Anne Spiegel war 2021 die Aufsteigerin der Grünen. Der heute 41-Jährigen standen alle Karrierewege offen. Doch die Art, wie sie scheiterte, zeigt die Schwächen derer auf, die den Karriereweg Kreißsaal - Lehrsaal - Plenarsaal gehen.
Die Karriere von Anne Spiegel nahm in der Mainzer Walpodenstraße an Fahrt auf. Dort hatten die Grünen früher ihre Landesgeschäftsstelle. Ein Bürogebäude in einem Wohngebiet, in dem es immer zu wenige Parkplätze gab. Am Ende eines lang gezogenen, dunklen, zugestellten Flurs traf sich die Grüne Jugend. Die heute 41-Jährige gehörte von 1999 bis 2002 dem Landesvorstand an.
Die Grüne Jugend bedeutet für ihre Mitglieder Sozialisation. Privat. Die Spuren auf dem Sofa in der Walpodenstraße erzählen mehr Liebesgeschichten als das Sortiment von Bastei Lübbe. Aber auch karrieretechnisch sozialisieren sich um die Jahrtausendwende die grünen Jugendlichen dort. Die Generation der Älteren im Landesverband ist wenig pragmatisch, heillos zerstritten und völlig regierungsuntauglich. Entsprechend geringschätzend schaut der Nachwuchs auf die Alten. 2006 fliegt diese Generation dann völlig zurecht aus dem Landtag.
Doch die 15,4 Prozent sind Segen und Fluch zugleich.
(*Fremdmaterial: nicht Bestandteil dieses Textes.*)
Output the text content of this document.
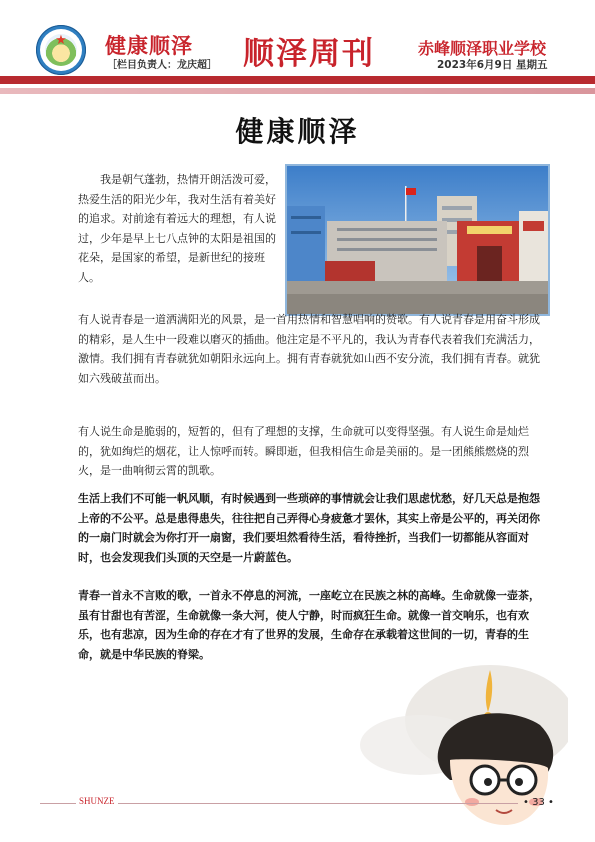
★ 健康顺泽
［栏目负责人：龙庆超］ 顺泽周刊	赤峰顺泽职业学校
2023年6月9日 星期五
健康顺泽

我是朝气蓬勃，热情开朗活泼可爱，热爱生活的阳光少年，我对生活有着美好的追求。对前途有着远大的理想，有人说过，少年是早上七八点钟的太阳是祖国的花朵，是国家的希望，是新世纪的接班人。

有人说青春是一道洒满阳光的风景，是一首用热情和智慧唱响的赞歌。有人说青春是用奋斗形成的精彩，是人生中一段难以磨灭的插曲。他注定是不平凡的，我认为青春代表着我们充满活力，激情。我们拥有青春就犹如朝阳永远向上。拥有青春就犹如山西不安分流，我们拥有青春。就犹如六残破茧而出。

有人说生命是脆弱的，短暂的，但有了理想的支撑，生命就可以变得坚强。有人说生命是灿烂的，犹如绚烂的烟花，让人惊呼而转。瞬即逝，但我相信生命是美丽的。是一团熊熊燃烧的烈火，是一曲响彻云霄的凯歌。

生活上我们不可能一帆风顺，有时候遇到一些琐碎的事情就会让我们思虑忧愁，好几天总是抱怨上帝的不公平。总是患得患失，往往把自己弄得心身疲惫才罢休，其实上帝是公平的，再关闭你的一扇门时就会为你打开一扇窗，我们要坦然看待生活，看待挫折，当我们一切都能从容面对时，也会发现我们头顶的天空是一片蔚蓝色。

青春一首永不言败的歌，一首永不停息的河流，一座屹立在民族之林的高峰。生命就像一壶茶，虽有甘甜也有苦涩，生命就像一条大河，使人宁静，时而疯狂生命。就像一首交响乐，也有欢乐，也有悲凉，因为生命的存在才有了世界的发展，生命存在承载着这世间的一切，青春的生命，就是中华民族的脊梁。

SHUNZE	• 33 •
Kandidaten sind ins Parlament eingezogen, die dafür gar nicht vorgesehen waren. Der Spiegel macht sich einen Spaß und schaut sich noch in der Wahlnacht die Internetauftritte einiger dieser Kandidaten an. Eine neue Abgeordnete wirbt auf der gleichen Seite für ihre politischen Positionen – und für ihre Ansichten zur Pferdezucht. Später fällt sie in der Fraktion dadurch auf, dass sie Pressemitteilungen zu Büchern herausgeben will, die sie gerade gelesen hat. Die Mehrzahl der Abgeordneten erreicht kein professionelles Niveau und muss nach nur einer Legislatur folgerichtig wieder gehen.
Spiegel ist anders. Sie lässt sich beraten. Angesichts dreier Ministerinnen und eines medienaktiven Köblers entscheidet sie sich für eine defensive Strategie. Während andere negativ auffallen, wirkt sie ruhig und besetzt ihre Themen wie Gleichstellung, auch wenn die nur wenig Widerhall in der Presse finden. Sie bekommt ihre Kinder. Mitarbeiter bauen aus einem Regal einen Wickeltisch. Das Bild dazu landet in den sozialen Netzwerken. Perfekte Imagebildung: Echt, modern, emanzipiert und sympathisch. Anne Spiegel steht nur in der zweiten Reihe, entschädigt aber in der Partei manche für die schwachen Leistungen der Vertreter aus der ersten Reihe.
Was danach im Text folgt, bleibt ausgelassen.